Richard Rohr suggests that “coming out of the closet” in our culture refers to finding the freedom to express and live the person you really are, not the one you were/are “supposed to” be. This expression usually refers to those who are “coming out” re sexual preference in their life. But for me, my “coming out of the closet” has merely meant coming to see that I am, at heart, a writer and always have been. I have recently become a little child again and have such tremendous insights into what went on in my early youth, a discovery that was greatly facilitated by spending last year as a substitute teacher with early elementary children. My childhood began to return to me, my “inner child” if you please, and I recalled the intense vulnerability and self-consciousness from realizing that I did not belong to the world in which I found myself. This was because the world I saw, and felt, was a world full of nuance, complexity, and ambiguity and was not rigidly defined as was the world that I found myself in and felt intense pressure to join. My world at that point was a “literary” world, a world that could have produced a writer or artist of some sort.
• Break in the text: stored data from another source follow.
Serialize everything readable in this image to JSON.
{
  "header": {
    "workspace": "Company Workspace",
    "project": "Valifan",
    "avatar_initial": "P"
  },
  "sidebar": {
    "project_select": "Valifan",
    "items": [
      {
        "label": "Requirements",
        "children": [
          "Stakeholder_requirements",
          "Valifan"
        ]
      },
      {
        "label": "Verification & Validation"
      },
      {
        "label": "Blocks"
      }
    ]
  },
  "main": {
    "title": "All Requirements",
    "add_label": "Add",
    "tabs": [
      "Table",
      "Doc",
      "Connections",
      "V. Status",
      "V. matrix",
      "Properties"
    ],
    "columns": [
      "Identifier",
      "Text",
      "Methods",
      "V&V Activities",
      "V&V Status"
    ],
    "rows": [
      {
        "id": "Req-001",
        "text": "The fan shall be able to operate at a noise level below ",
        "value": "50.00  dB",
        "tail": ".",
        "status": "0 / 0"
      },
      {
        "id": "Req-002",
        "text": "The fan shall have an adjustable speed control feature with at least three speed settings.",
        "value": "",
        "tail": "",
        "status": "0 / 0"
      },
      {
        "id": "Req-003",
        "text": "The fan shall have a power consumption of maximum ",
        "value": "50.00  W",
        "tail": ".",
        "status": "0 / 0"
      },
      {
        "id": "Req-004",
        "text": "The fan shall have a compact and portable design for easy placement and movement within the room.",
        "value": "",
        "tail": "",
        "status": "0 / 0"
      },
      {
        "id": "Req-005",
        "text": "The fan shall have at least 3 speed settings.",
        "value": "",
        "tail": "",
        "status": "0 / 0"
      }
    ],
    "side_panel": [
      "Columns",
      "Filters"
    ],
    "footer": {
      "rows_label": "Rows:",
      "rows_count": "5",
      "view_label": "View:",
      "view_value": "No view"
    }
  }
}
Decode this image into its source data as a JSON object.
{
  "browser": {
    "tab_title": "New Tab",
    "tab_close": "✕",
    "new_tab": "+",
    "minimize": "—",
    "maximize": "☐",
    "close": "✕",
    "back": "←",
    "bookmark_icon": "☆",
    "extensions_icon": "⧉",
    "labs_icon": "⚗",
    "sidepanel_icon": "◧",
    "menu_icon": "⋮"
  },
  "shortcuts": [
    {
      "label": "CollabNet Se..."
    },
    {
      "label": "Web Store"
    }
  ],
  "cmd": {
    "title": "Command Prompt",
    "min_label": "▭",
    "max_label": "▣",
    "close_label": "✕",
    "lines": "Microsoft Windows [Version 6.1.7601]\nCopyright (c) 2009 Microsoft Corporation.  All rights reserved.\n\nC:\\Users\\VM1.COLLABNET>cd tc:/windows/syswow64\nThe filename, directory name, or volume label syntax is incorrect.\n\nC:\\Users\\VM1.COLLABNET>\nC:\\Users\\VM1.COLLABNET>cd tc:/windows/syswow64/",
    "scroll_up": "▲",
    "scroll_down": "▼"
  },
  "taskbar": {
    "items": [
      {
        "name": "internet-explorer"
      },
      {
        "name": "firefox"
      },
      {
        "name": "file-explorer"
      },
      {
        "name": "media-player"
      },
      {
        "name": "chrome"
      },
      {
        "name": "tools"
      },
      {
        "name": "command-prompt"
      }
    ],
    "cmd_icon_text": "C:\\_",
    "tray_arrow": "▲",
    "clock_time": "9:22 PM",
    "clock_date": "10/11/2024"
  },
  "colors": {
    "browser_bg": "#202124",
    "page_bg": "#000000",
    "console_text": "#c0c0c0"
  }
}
But, I demonstrated that “faint-hearted” quality that I’ve always wrestled with and and took the “30 pieces of silver” the rigidly conservative world offered me and became “literal lew.”

But, in my mid-thirties “literal lew” began to crumble under the weight of reality…or as I prefer to think of it, with the gracious intervention of the Spirit of God…and “literarylew” began to stir, though he would not surface in the blog-o-sphere until about three years ago. Here I continue to find increased courage to speak from my heart, not from merely my head, and feel empowered by the experience. This literary enterprise is helping me to find what Paul Tillich called, “The Courage to Be,” which carries a costly price-tag summed up by the words of T. S. Eliot, “A condition of complete simplicity, costing not less than everything.” And here in this venue it has been powerfully rewarding to meet kindred spirits from around the world who feel the same Spirit of Life burgeoning forth in their heart and feel the deep connection that words can offer; as beneath the surface of “words” I feel there is the “Word.” And from time to time I quote Archibald MacLeish on this point, telling each of you, “Winds of thought blow magniloquent meanings betwixt me and thee.”

THE BARE FACTS — I am a retired mental health counselor from Arkansas who relocated to El Prado, New Mexico (just outside of Taos) in February, 2014 where I am enjoying establishing new roots and connections in the company of my lovely wife Claire and beloved dachshund, Elsa. I have an undergraduate degree in history/psychology from Henderson State University in Arkansas and a Master’s degree in counseling from the University of Arkansas. But my real education has been obtained in my exploration of literature, especially poetry, and in the graduate school that Shakespeare described as “the thousand natural shocks that flesh is heir to.”